The piece then cites the fact Sharma organised a workshop on trends, challenges and scenarios on Israel’s northern border in conjunction with US-based organisation The Israel Project (TIP):
“TIP is a strong supporter of Israeli settlements and has commissioned consultants to test the best ways to convince Americans to back them. TIP even attacked outgoing secretary of state John Kerry for his anodyne statement in support of a two-state solution.”
In reality, TIP is not a strong supporter of settlements at all, but merely asked one question about settlements among many in a 2009 study about what language to use when discussing the many complex issues surrounding Israel , the Palestinians and the wider Middle East.

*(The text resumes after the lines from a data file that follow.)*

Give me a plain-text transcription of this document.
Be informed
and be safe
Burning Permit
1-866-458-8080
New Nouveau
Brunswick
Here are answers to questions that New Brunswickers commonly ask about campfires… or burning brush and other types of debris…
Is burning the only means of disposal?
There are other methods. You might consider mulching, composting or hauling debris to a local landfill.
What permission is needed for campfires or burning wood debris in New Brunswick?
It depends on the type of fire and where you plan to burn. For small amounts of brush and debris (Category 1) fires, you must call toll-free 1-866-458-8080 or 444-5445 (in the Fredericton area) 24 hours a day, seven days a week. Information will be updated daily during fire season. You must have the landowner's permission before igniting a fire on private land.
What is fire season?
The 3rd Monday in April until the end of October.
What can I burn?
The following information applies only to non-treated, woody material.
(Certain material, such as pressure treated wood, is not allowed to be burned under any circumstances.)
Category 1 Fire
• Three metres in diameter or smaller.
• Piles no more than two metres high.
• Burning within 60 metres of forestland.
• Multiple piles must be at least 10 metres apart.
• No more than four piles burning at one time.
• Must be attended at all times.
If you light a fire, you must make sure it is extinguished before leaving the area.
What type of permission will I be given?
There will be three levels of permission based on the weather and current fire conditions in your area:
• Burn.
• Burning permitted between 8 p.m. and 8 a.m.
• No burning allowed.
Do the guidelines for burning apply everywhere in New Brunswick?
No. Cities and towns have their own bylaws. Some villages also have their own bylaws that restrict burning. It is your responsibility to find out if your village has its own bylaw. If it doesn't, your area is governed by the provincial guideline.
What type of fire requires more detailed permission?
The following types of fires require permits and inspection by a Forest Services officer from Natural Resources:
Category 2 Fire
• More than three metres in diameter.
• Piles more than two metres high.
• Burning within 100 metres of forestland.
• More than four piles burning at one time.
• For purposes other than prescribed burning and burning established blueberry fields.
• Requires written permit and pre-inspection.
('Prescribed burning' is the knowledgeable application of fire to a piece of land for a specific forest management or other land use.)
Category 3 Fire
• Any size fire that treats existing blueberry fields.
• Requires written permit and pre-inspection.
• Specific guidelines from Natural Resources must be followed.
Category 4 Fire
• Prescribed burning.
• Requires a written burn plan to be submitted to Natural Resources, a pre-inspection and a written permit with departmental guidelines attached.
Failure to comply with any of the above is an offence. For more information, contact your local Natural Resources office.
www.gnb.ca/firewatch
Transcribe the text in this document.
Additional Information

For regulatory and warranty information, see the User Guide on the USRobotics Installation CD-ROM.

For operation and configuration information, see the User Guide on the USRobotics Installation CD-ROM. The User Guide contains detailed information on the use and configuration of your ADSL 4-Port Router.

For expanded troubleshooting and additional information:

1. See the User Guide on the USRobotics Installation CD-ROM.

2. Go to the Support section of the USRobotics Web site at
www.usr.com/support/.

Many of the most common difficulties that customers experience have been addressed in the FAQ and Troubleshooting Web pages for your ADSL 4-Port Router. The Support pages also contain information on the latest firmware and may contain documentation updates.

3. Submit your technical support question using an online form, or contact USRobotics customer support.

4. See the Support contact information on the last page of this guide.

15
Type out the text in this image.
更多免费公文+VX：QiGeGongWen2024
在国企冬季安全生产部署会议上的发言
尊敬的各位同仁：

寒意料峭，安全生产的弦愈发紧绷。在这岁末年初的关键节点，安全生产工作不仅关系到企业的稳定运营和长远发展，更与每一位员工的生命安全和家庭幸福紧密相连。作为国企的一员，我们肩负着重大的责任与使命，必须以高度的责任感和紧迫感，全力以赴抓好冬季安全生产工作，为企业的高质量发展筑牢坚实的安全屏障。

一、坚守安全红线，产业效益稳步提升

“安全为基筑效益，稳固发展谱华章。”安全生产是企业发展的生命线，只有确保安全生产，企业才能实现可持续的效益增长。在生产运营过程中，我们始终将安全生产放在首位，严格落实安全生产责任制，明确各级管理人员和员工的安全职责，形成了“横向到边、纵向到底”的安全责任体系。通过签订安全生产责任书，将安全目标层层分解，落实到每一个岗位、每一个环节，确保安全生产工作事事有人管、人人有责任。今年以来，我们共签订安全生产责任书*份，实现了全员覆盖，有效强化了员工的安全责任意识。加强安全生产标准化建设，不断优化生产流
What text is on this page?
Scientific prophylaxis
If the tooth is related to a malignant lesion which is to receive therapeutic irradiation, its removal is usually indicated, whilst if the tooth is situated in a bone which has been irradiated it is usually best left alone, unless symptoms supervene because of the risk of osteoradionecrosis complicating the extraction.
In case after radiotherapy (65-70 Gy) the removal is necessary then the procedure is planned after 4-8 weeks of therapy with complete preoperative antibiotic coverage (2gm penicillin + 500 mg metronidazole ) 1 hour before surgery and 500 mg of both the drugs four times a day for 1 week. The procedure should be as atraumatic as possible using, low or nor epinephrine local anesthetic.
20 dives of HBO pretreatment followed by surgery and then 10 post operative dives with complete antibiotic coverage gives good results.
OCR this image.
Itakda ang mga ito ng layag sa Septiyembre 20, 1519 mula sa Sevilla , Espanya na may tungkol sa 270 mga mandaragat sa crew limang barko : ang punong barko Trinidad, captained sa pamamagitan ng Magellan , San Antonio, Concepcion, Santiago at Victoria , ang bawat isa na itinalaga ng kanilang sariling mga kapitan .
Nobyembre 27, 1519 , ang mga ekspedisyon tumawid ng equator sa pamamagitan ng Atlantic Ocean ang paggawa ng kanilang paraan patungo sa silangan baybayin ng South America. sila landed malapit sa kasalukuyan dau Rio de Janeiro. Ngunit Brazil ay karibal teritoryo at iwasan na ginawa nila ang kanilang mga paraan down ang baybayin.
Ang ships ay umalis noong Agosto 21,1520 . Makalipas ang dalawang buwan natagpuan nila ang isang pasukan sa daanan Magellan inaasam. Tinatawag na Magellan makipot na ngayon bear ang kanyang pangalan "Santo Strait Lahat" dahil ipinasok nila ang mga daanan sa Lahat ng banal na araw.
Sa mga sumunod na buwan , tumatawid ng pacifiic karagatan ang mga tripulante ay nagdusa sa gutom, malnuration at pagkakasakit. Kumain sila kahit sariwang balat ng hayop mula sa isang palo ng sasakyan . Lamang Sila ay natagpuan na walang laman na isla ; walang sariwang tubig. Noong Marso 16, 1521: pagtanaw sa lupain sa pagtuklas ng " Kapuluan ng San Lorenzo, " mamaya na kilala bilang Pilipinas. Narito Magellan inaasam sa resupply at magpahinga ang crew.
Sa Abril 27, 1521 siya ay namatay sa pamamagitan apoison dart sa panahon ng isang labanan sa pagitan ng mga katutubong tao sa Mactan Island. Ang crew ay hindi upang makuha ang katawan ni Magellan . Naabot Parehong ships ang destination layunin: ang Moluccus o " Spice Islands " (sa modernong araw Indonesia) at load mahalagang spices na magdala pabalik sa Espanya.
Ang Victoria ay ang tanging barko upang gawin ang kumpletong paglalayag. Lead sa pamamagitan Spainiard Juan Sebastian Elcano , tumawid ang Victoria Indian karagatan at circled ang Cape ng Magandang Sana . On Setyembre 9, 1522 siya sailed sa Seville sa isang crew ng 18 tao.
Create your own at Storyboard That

Presumably the second assertion relates to Kerry’s speech of December 2016, which TIP did indeed criticise. However, TIP did not criticise Kerry for supporting a two-state outcome, but rather the lack of balance in his speech, his support for the highly flawed UNSC Resolution 2334 and his insistence that the settlements, and not Palestinian intransigence, rejectionism and incitement, are the primary obstacle to a resolution.
Perhaps most concerning is Sharma is being attacked for doing his job, and doing it very well. Why wouldn’t an ambassador want his staff to be kept fully abreast of challenges and developments in the country in which they serve?
After all, Article 3 of the Vienna Convention on Diplomatic Relations lists, among other things, a function of a diplomatic mission as “ascertaining by all lawful means conditions and developments in the receiving State”. Is a workshop on trends, challenges and scenarios on Israel’s northern border not fulfilling this criteria exactly? As for the assertion of Sharma’s “support for the Israeli Government”, another function of a diplomatic mission, according to the convention, is “promoting friendly relations between the sending State and the receiving State, and developing their economic, cultural and scientific relations”.
Let’s be clear – Sharma’s role is to carry out the policy of the elected government in Canberra – that policy is to promote the growth of friendly relations with Israel, and also to work towards an eventual two-state Israeli Palestinian peace resolution. The writer of the Crikey attack may believe that it should be Australian policy to have nothing to do with the current Israeli government and to boycott anyone who is not explicitly and publicly anti-settlement, but that is simply not Australia’s current policy. Further it is not Sharma’s role as a public servant to implement the policy preferred by a blogger at Crikey, but that of the government he represents. And he has done that extremely well.
It is simply immoral to personally attack public servants for carrying out the policy of their elected government, even if one disagrees with it. Ambassador Sharma should be praised, not attacked.